Mark Swain, one of the fund’s co-managers, says that they generally have a low but positive net exposure to equities of between 10% and 30%.

‘The whole point of the fund is that we don’t want to be reliant on market direction to drive returns, and we often say that we are indifferent as to whether markets go up, down or sideways.’

The easiest way to think of their strategy is that they intend to be long of stocks with attractively priced earnings growth with the biggest potential for positive earnings surprises and vice versa for the shorts.

funds table

‘We made a lot of money from being short Capita (CPI) last year – it blamed a lot of its travails on Brexit, but it was struggling long before then. More recently, we’ve benefited from being short a pizza delivery company, which is facing the toxic combination of growing competition (Just Eat (JE.) etc.), a high rating and a consumer slowdown as real income growth slows.”

INVESTMENT TRUSTS

There is also a handful of investment trusts that have the ability to go both long and short, although it tends to be a less significant feature of their mandate than with their open-ended counterparts. The examples include: BlackRock Throgmorton (THRG), BlackRock Emerging Europe (BEEP), Fidelity Special Values (FSV), Fidelity Asian Values (FAS) and Fidelity China Special Situations (FCSS).

The BlackRock Throgmorton trust invests mainly in UK mid and small cap stocks, but also has a mixed long and short book of CFDs that is equal to approximately 30% of the fund’s net assets.

Its co-manager, Dan Whitestone, says that as part of their research process, they are able to identify companies under structural or cyclical pressures, often with too much debt and weak cashflows, so if there is a “problem” then the shares could fall a lot.

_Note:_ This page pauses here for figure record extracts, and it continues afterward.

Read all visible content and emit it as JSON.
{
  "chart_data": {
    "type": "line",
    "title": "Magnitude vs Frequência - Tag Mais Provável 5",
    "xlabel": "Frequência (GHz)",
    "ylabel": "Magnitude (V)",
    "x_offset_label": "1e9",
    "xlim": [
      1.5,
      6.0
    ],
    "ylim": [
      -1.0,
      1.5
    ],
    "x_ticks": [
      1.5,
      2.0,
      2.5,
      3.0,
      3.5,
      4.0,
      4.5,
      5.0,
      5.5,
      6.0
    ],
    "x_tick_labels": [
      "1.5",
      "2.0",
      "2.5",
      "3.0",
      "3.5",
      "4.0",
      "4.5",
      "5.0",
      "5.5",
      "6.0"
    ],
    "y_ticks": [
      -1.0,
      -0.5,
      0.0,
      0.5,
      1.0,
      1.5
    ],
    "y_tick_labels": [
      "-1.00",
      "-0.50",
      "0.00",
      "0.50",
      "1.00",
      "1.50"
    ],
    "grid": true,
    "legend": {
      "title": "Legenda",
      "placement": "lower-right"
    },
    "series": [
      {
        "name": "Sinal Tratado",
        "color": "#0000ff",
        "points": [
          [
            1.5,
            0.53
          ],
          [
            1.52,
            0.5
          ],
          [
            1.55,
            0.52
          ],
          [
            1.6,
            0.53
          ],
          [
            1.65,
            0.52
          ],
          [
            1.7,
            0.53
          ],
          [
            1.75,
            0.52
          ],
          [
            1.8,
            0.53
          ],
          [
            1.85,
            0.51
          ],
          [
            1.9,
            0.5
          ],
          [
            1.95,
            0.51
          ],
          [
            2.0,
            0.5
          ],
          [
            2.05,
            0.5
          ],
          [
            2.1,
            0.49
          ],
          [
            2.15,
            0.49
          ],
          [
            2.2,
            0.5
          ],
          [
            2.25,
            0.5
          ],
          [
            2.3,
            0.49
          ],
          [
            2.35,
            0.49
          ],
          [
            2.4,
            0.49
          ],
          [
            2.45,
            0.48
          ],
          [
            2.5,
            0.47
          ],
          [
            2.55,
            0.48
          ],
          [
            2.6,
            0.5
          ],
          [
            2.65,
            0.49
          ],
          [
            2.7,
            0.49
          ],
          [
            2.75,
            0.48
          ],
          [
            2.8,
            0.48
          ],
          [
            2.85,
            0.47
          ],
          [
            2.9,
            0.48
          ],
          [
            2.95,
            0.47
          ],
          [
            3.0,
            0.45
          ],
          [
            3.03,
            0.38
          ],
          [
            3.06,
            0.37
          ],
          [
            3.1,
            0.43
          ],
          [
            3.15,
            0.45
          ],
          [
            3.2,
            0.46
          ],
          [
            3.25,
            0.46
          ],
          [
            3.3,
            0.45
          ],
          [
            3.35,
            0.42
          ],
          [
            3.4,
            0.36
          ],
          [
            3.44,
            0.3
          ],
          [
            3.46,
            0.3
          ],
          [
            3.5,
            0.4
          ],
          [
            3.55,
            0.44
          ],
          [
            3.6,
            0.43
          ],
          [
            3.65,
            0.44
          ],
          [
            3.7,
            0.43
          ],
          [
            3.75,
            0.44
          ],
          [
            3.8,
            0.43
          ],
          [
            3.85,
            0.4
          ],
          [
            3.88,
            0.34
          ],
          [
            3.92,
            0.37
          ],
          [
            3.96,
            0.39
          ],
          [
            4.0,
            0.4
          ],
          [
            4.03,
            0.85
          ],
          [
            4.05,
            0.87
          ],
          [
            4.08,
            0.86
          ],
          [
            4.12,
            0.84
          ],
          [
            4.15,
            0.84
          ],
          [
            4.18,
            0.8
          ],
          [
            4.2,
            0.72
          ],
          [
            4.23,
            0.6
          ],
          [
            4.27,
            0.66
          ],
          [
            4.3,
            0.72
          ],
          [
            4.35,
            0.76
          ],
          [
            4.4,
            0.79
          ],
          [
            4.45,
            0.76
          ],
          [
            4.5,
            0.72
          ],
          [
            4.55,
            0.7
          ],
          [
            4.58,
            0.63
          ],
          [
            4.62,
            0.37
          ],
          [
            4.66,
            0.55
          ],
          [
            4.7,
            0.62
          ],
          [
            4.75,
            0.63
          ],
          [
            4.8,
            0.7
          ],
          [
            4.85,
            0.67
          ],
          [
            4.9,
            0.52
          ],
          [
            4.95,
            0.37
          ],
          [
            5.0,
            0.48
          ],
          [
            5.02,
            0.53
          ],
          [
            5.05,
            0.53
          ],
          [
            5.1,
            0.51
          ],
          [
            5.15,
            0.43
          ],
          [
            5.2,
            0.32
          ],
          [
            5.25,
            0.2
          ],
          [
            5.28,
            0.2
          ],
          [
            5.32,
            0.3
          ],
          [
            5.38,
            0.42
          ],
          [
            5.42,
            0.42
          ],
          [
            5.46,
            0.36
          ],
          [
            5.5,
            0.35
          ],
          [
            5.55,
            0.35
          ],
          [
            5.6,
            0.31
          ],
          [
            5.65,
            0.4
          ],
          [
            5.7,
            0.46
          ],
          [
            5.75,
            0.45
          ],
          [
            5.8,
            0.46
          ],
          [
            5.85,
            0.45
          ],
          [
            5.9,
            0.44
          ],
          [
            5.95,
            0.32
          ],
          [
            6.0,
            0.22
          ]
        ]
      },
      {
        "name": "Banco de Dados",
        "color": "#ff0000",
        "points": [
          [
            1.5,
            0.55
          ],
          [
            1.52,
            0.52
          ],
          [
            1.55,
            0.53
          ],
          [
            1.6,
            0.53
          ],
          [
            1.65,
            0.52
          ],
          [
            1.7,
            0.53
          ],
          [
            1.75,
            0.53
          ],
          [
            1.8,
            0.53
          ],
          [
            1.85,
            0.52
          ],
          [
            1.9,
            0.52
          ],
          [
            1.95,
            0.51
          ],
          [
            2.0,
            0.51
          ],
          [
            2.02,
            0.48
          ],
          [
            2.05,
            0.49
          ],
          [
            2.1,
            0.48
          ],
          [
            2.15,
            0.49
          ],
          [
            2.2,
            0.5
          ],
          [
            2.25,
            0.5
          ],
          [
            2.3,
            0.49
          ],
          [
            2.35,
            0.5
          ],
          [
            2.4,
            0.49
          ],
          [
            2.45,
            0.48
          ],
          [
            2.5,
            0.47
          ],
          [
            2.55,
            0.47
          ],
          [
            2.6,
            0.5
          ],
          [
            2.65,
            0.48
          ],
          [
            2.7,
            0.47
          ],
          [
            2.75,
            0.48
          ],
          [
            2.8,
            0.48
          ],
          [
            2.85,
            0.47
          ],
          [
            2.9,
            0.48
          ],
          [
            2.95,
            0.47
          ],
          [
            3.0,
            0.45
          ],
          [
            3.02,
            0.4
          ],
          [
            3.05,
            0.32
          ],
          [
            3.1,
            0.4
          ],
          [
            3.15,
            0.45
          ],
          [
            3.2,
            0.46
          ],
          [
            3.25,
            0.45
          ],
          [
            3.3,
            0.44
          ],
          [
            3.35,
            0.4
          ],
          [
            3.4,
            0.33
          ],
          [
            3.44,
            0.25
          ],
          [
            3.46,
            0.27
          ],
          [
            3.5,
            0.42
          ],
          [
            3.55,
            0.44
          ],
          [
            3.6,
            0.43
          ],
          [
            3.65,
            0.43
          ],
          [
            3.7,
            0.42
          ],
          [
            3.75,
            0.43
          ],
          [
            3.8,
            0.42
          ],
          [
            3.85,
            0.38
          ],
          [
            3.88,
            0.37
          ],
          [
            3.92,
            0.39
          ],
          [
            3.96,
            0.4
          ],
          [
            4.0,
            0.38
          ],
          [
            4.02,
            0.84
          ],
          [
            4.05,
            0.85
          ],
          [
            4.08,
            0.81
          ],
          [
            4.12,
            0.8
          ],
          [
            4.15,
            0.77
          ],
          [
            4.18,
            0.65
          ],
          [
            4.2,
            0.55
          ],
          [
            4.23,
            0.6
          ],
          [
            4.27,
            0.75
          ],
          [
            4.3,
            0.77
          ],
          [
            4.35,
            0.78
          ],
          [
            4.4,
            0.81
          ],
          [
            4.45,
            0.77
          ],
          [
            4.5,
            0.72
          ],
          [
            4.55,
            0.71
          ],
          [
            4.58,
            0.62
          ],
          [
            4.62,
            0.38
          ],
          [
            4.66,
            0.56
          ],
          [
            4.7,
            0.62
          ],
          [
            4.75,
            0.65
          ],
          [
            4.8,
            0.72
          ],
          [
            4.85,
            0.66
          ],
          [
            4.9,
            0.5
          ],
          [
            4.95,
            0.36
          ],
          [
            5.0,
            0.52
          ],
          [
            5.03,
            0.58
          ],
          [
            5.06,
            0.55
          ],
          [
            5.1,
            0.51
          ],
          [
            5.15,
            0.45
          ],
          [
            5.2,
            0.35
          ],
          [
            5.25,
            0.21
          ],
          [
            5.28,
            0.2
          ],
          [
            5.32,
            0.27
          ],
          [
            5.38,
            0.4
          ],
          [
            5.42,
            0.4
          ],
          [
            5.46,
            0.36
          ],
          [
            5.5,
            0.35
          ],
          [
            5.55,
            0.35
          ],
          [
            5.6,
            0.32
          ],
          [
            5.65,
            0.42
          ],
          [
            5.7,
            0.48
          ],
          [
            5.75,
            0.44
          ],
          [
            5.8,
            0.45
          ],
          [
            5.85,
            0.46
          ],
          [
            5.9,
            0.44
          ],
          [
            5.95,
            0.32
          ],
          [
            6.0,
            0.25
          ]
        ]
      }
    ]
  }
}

‘UK small and mid-caps is a universe where companies can see their market value multiply several times over, but also where companies have seen their market value collapse, even to zero. We can enhance returns for investors by identifying these types of opportunities, offering a differentiated source of alpha from many funds in the sector.’

As has been the case for some time, their short book contains many companies vulnerable to weakening business confidence and consumer spending, particularly in the UK. These  have recently started to show signs of deterioration with some high profile profit warnings.

‘We are short within UK consumer services that are either facing cyclical pressures such as weakening demand driven by the deteriorating outlook for consumer confidence, or structural pressures like competition from low cost or specialised formats,’ explains Whitestone.